African Diaspora Histories and Contemporary Well-Being, December 3, 2014
On history, documentary, and well-being:
A call and response about the ways African American & Afro-diaspora histories inform contemporary well-being
December 3rd, 2014, 6:30pm,
Best Buy Theater, Northrop
A discussion with filmmaker Dan Bergin and Profs. Keith Mayes & Yuichiro Onishi.
Daniel Pierce Bergin is an award-winning television producer, media educator, and independent filmmaker. He was hired at Twin Cities Public Television right after college, and in the past 15 years he co-created Don’t Believe the Hype – a ground-breaking media literacy project for youth of color, produced a profile on Cass Gilbert, the architect of the State Capitol, and his literary history documentary, Literature & Life: The Givens Collection, featuring an interview with Gordon Parks, was named the Best History Documentary at the Prized Pieces International Black Film Festival. His award-winning children’s film Zero Street played on public TV stations and at film festivals throughout the nation. His Emmy-award winning history documentary, North Star: Minnesota’s Black Pioneers, earned him recognition as one of the state’s “Artists of the Year” in the Twin Cities weekly, City Pages.
Prof. Keith Mayes is an expert on African American history, primarily of 1960s to present. He has special expertise on social and political movements and current issues of race and perception, as well as on topics of: • Race in the news • Race and perception • Black Men • Civil Rights commemorations • Civil Rights policies • Black Power Movement (leaders and organizations, ie. Stokely Carmichael; Black Panther Party) • Black History Month • Kwanzaa and other Black holidays • Social and racial justice, policy outcomes of the movements.

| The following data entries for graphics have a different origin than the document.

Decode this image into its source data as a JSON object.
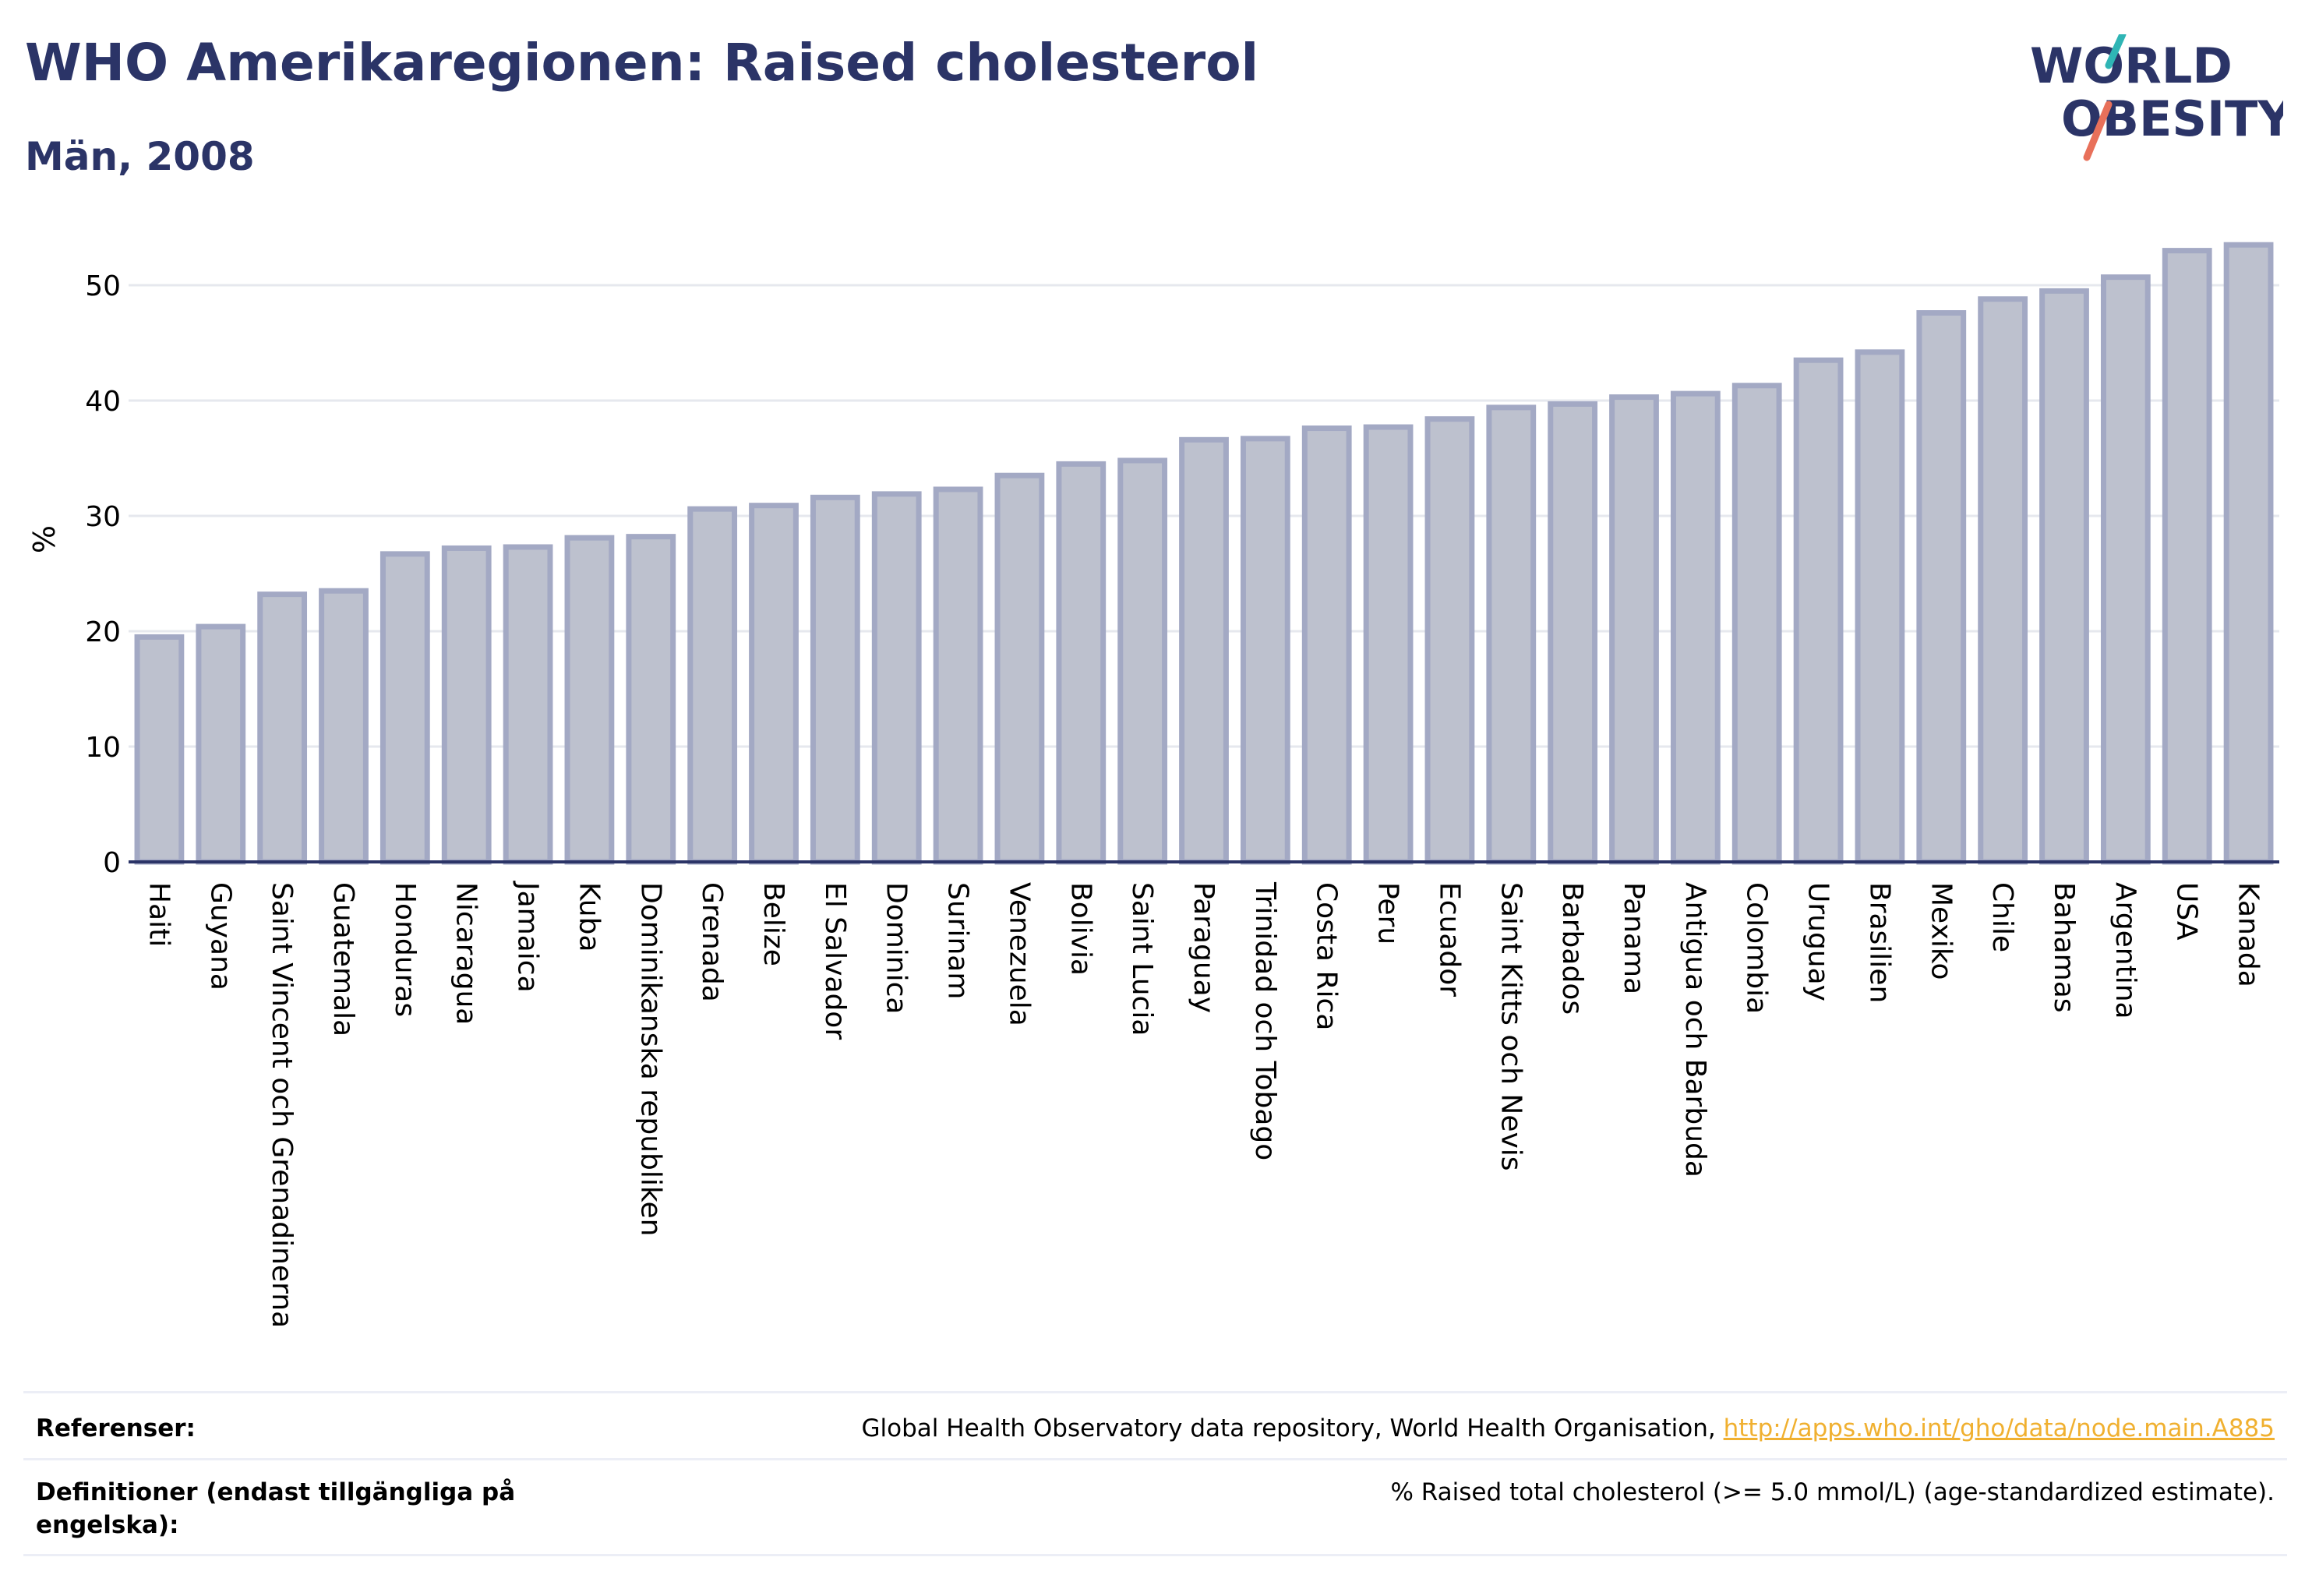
{
  "header": {
    "title": "WHO Amerikaregionen: Raised cholesterol",
    "subtitle": "Män, 2008"
  },
  "logo": {
    "line1": "WORLD",
    "line2": "OBESITY",
    "text_color": "#2b3467",
    "slash_color_top": "#2fb5b5",
    "slash_color_bottom": "#e8705a"
  },
  "colors": {
    "bar_fill": "#bdc1ce",
    "bar_stroke": "#a3a9c4",
    "axis": "#2b3467",
    "grid": "#e6e8ee",
    "text": "#2b3467"
  },
  "chart_data": {
    "type": "bar",
    "ylabel": "%",
    "ylim": [
      0,
      55
    ],
    "yticks": [
      0,
      10,
      20,
      30,
      40,
      50
    ],
    "grid": true,
    "categories": [
      "Haiti",
      "Guyana",
      "Saint Vincent och Grenadinerna",
      "Guatemala",
      "Honduras",
      "Nicaragua",
      "Jamaica",
      "Kuba",
      "Dominikanska republiken",
      "Grenada",
      "Belize",
      "El Salvador",
      "Dominica",
      "Surinam",
      "Venezuela",
      "Bolivia",
      "Saint Lucia",
      "Paraguay",
      "Trinidad och Tobago",
      "Costa Rica",
      "Peru",
      "Ecuador",
      "Saint Kitts och Nevis",
      "Barbados",
      "Panama",
      "Antigua och Barbuda",
      "Colombia",
      "Uruguay",
      "Brasilien",
      "Mexiko",
      "Chile",
      "Bahamas",
      "Argentina",
      "USA",
      "Kanada"
    ],
    "values": [
      19.5,
      20.4,
      23.2,
      23.5,
      26.7,
      27.2,
      27.3,
      28.1,
      28.2,
      30.6,
      30.9,
      31.6,
      31.9,
      32.3,
      33.5,
      34.5,
      34.8,
      36.6,
      36.7,
      37.6,
      37.7,
      38.4,
      39.4,
      39.7,
      40.3,
      40.6,
      41.3,
      43.5,
      44.2,
      47.6,
      48.8,
      49.5,
      50.7,
      53.0,
      53.5
    ]
  },
  "footer": {
    "references_label": "Referenser:",
    "references_text": "Global Health Observatory data repository, World Health Organisation, ",
    "references_link": "http://apps.who.int/gho/data/node.main.A885",
    "definitions_label": "Definitioner (endast tillgängliga på engelska):",
    "definitions_text": "% Raised total cholesterol (>= 5.0 mmol/L) (age-standardized estimate)."
  }
}
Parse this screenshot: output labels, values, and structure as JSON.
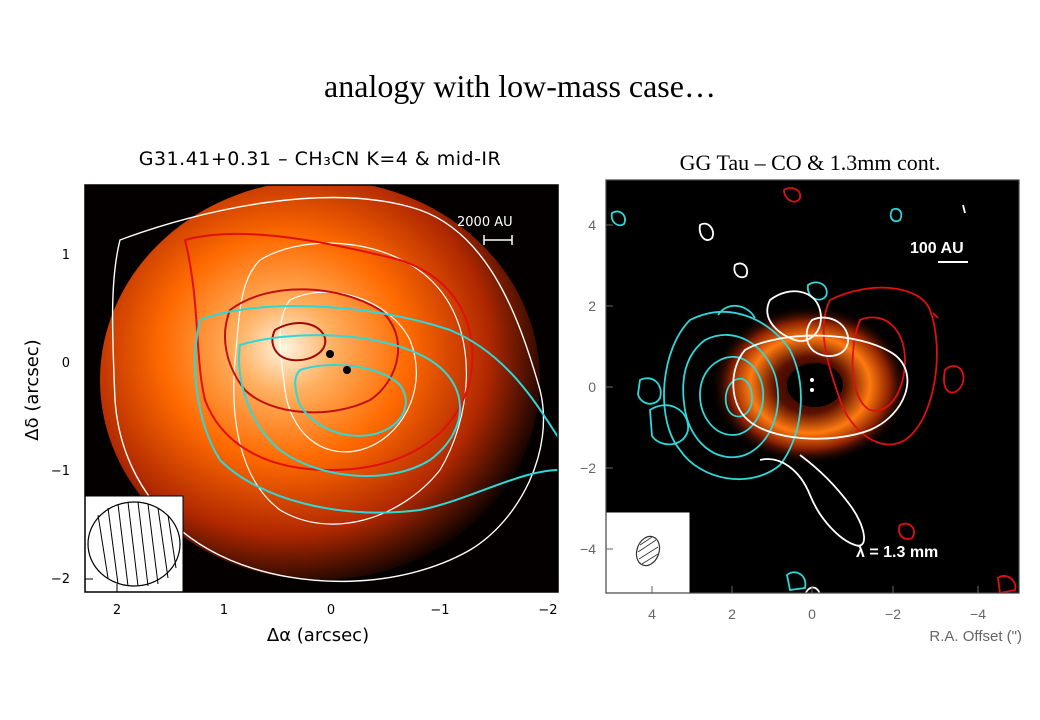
{
  "slide": {
    "title": "analogy with low-mass case…"
  },
  "left_panel": {
    "title": "G31.41+0.31 – CH₃CN K=4 & mid-IR",
    "scale_label": "2000 AU",
    "x_label": "Δα (arcsec)",
    "y_label": "Δδ (arcsec)",
    "x_ticks": [
      "2",
      "1",
      "0",
      "−1",
      "−2"
    ],
    "y_ticks": [
      "1",
      "0",
      "−1",
      "−2"
    ],
    "colors": {
      "background": "#050000",
      "emission": "#ff6a00",
      "contour_white": "#ffffff",
      "contour_red": "#e01010",
      "contour_cyan": "#2fd8d8"
    }
  },
  "right_panel": {
    "title": "GG Tau – CO & 1.3mm cont.",
    "scale_label": "100 AU",
    "wavelength_label": "λ = 1.3 mm",
    "x_label": "R.A. Offset (\")",
    "x_ticks": [
      "4",
      "2",
      "0",
      "−2",
      "−4"
    ],
    "y_ticks": [
      "4",
      "2",
      "0",
      "−2",
      "−4"
    ],
    "colors": {
      "background": "#000000",
      "ring": "#ff7a10",
      "contour_white": "#ffffff",
      "contour_red": "#e01010",
      "contour_cyan": "#2fd8d8"
    }
  }
}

Prof. Yuichiro Onishi is an African Americanist trained as an historian of modern America. His research concerns the history of the African American-led unfinished struggle for democracy in the twentieth century called the Black freedom movement that intersects with places rarely seen as centers of the African American experience, namely Japan and Okinawa. Presenting a historical narrative that is decidedly not a single-nation focus, his work foregrounds transnational connections that thinkers and activists on both sides of the Pacific enmeshed in social movements made in their efforts to construct the argument against the theory and practice of white supremacy.